The Winter Olympics start next week and Team GB will be continuing its record of competing at every Games since they first took place in France almost a century ago. I look forward to cheering on Crawley’s own Brad Hall in the bobsleigh!
While the athletes of the world will be travelling to Beijing for the Games, including a squad of around 50 competitors from Britain, a conspicuous and deliberate absence will be world leaders from the UK and a growing number of other like-minded democracies.
It is important to consider the reasons for what is known as a diplomatic boycott. It is not merely down to a simple political disagreement. It is in response to the flagrant and continued human rights abuses carried out by the Chinese communist dictatorship.
In Parliament I am a member of the Foreign Affairs Committee, which holds the Foreign, Commonwealth & Development Office to account. Last summer we published our report ‘Never Again: The UK’s Responsibility to Act on Atrocities in Xinjiang and Beyond’ which highlighted the extent of atrocities being carried out there.
The Chinese regime is responsible for mass detention of more than a million Uyghurs, forcing them into industrial-scale forced labour programmes and also trying to wipe out Uyghur culture in the region.

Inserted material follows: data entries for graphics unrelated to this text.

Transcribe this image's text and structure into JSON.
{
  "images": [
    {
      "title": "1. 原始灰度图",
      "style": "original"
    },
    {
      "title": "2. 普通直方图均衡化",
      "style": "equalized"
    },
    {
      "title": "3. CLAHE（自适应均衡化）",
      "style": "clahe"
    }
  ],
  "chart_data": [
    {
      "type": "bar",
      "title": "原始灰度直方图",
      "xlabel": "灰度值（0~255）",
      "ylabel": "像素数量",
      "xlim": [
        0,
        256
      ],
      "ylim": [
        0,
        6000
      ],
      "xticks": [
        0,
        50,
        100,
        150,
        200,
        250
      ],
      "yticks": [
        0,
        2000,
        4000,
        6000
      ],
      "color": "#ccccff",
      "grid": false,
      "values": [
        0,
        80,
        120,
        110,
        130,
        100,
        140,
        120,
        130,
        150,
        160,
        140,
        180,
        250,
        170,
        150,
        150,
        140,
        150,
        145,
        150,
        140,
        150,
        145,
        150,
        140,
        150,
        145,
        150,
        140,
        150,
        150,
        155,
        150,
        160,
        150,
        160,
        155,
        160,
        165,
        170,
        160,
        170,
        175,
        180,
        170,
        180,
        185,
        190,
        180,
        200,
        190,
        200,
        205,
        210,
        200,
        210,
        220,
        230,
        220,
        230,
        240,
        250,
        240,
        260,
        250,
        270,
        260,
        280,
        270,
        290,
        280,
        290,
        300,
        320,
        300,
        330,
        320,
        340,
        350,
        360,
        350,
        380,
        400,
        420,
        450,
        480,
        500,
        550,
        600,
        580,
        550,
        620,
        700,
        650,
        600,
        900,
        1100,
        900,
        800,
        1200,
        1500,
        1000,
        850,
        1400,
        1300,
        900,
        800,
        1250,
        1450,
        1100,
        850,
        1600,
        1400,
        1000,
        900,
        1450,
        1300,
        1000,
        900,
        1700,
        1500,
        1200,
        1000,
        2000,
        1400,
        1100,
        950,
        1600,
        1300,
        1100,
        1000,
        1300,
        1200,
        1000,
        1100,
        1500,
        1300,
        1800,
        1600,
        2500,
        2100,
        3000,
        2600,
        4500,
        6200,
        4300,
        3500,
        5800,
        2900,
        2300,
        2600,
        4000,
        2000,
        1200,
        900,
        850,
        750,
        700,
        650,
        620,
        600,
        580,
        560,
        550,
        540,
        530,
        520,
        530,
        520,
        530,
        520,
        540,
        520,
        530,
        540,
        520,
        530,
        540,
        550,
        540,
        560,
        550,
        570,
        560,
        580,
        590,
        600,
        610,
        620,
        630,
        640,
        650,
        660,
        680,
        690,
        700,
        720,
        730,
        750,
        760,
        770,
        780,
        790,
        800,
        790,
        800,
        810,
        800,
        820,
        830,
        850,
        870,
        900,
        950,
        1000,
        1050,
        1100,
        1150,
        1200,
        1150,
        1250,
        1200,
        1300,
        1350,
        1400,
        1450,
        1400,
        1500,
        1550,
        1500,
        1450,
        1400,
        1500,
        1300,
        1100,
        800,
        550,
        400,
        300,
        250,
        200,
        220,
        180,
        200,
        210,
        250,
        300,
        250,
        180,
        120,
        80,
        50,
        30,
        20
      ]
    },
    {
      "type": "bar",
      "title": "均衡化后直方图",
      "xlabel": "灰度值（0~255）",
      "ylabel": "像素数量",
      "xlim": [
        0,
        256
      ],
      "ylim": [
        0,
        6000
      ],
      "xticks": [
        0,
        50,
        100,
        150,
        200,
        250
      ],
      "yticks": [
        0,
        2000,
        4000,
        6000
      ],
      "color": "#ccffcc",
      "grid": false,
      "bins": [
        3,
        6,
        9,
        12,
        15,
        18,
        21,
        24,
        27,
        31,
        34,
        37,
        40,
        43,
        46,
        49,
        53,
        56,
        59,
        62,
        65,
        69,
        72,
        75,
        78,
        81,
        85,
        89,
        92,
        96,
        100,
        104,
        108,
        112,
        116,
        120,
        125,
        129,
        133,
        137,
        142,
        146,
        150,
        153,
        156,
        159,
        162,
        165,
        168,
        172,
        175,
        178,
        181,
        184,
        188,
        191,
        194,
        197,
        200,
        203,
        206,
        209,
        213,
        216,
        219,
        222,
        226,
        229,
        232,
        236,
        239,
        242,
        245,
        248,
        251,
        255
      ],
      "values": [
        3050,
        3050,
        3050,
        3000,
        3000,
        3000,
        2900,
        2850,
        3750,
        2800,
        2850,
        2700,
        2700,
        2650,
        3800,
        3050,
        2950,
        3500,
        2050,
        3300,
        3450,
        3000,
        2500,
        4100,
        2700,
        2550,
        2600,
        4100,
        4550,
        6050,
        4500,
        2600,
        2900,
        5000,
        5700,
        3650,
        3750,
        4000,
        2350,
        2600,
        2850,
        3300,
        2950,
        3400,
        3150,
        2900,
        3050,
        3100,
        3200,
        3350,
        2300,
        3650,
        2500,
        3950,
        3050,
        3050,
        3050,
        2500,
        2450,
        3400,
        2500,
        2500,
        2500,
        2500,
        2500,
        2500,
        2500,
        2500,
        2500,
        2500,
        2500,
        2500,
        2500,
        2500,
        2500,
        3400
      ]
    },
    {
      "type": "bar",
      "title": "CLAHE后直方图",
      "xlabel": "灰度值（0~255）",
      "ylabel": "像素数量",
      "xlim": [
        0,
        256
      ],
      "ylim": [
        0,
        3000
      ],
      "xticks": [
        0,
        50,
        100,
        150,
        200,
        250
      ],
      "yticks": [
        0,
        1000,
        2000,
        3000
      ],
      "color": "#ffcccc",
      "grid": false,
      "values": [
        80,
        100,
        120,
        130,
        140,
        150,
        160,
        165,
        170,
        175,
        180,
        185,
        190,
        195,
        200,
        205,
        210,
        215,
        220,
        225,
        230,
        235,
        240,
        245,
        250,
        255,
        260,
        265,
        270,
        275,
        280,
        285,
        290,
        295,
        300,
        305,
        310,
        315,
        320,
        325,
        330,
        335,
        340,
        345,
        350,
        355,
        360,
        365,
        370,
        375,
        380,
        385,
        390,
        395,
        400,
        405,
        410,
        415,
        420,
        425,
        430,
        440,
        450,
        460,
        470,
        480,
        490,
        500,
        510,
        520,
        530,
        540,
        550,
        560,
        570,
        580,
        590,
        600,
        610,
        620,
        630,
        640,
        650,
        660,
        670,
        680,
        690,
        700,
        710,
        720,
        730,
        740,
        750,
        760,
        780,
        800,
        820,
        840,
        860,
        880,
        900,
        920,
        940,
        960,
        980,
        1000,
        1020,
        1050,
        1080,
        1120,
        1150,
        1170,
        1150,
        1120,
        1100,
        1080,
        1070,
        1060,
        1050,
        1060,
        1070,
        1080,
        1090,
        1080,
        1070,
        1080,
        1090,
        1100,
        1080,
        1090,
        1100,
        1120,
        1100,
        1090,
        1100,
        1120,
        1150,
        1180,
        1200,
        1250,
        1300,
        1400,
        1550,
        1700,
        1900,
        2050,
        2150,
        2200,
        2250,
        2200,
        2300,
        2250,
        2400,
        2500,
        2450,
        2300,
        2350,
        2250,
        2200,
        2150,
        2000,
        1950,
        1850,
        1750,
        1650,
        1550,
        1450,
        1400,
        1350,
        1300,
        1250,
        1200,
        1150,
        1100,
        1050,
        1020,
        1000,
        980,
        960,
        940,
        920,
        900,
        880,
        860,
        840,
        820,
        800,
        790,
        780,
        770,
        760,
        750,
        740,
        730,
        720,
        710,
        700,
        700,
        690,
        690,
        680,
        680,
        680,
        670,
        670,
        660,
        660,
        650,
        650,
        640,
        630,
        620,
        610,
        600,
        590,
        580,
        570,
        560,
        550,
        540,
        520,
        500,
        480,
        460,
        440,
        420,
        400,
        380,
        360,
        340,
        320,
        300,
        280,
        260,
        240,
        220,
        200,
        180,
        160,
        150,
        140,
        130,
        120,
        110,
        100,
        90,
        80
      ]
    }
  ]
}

Our Committee wrote about how through greater support and safeguards for the Uyghur people as well as the preservation of their culture, we can protect them against acts which have been stated by the House of Commons as constituting crimes against humanity and genocide. It is not enough just to say ‘never again’.
There will be those who claim that the actions of the Chinese government have nothing to do with sport. This would be to wholly miss the point that such regimes seek to host sporting events like the Olympics to cover themselves in legitimacy not only internationally but to their own people as well.
In November, following the disappearance of Chinese tennis player Peng Shuai after her speaking out against the behaviour of a senior member of the ruling party, I joined with the Inter-Parliamentary Alliance on China to condemn Beijing’s use of enforced disappearances and arbitrary detentions against those who oppose its authoritarian rule.
It is to the credit of the Women’s Tennis Association (WTA) that they have stood up and suspended their tournaments in China in solidarity with one of their players.
When the Winter Olympics start next week the leaders of Britain and several other free nations will be cheering on our team from home, rather than in a way which would lend international credibility to the regime in Beijing, which also threatens Hong Kong’s and Taiwan’s freedoms too.